Polymer camouflage technology could hide tanks in plain sight

Researchers from the University of South Australia's Future Industries Institute have developed adaptive camouflage cells for tanks in collaboration with the Defence Science and Technology Group.

The cells are made from conducting polymers wrapped in polycarbonate sheets that are able to change colour and patterns quickly on demand to closely match their surroundings and, furthermore, do not require constant power to maintain their pattern.

The chameleon-like technology was trialled on a tank this year at the Australian Defence Force’s Cultana training site near Adelaide. The findings of the trial will be presented at the Future Land Forces Conference in Adelaide on September 7.

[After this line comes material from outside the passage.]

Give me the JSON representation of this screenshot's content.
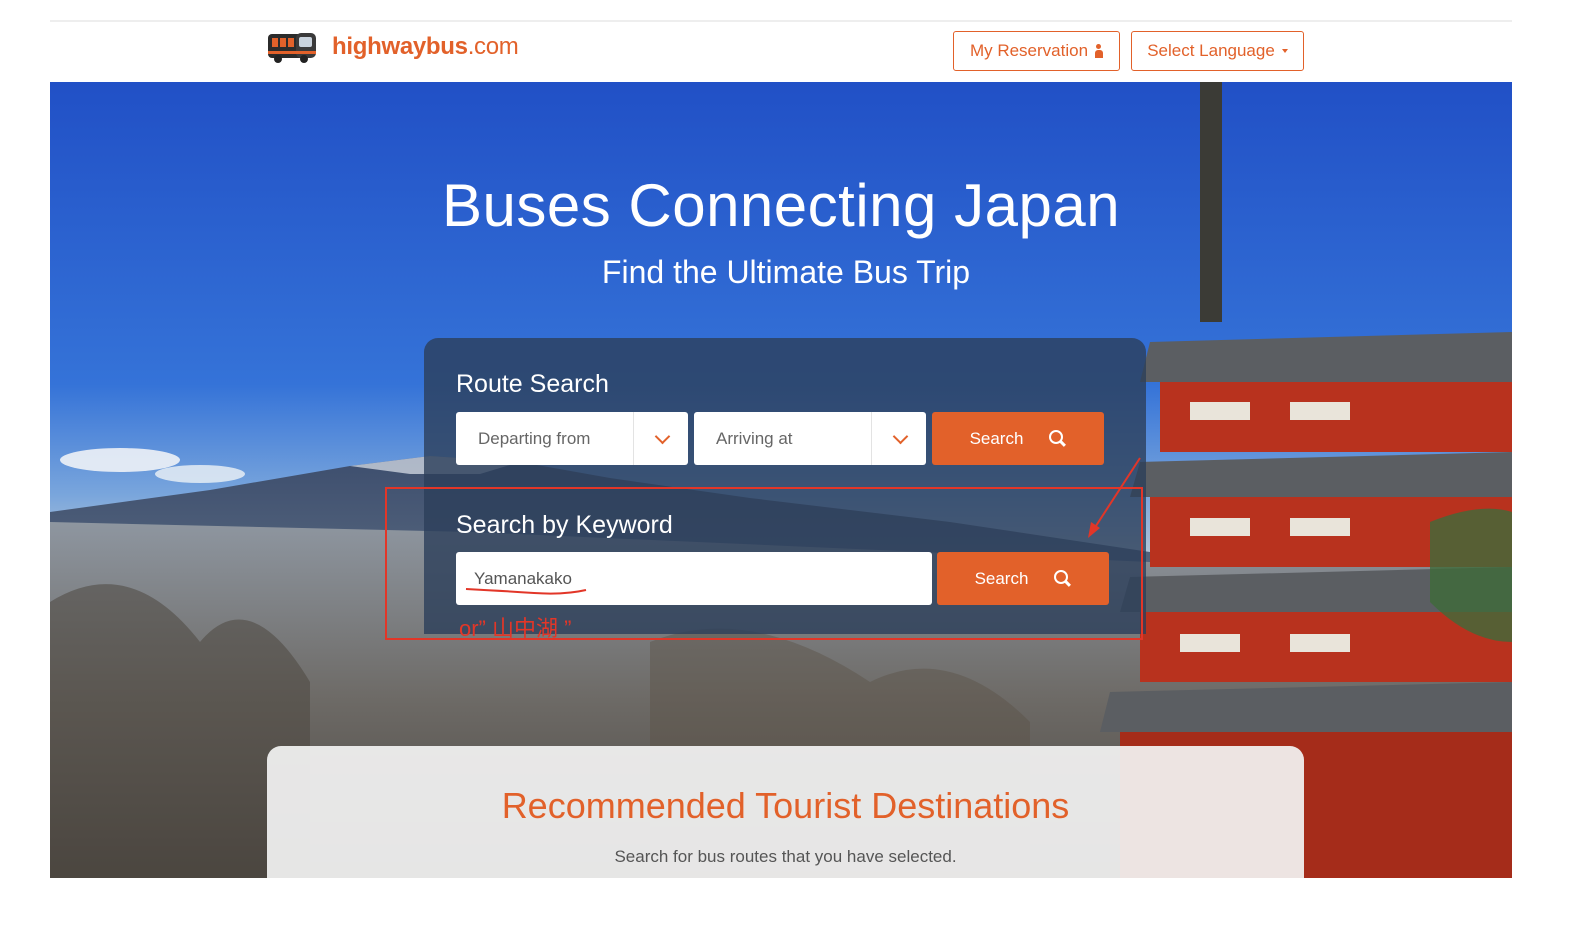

Lead researcher Peter Murphy said: “We are out to make an armoured carrier or a tank as invisible to the human eye for as long as possible on the battlefield.”

The cells are constructed using a multilayer system where two sheets of glass or polycarbonate are used to form the cell. Conducting polymers are placed inside the polycarbonate casings and a small voltage is run through the cell. The voltage sent through the cell switches between positive and negative states enabling the cell to transition between different colour patterns.

According to prof Murphy the camouflage cells are able to change colour in less than a second but the rate of transition can be controlled to allow for a gradual transformation. He added that they could also run from a power source the size of a watch battery.

The cells are currently designed to be 10x10cm but the researchers are looking to increase the cells’ size to the size of an A4 sheet of paper as well as increase their flexibility while reducing thickness.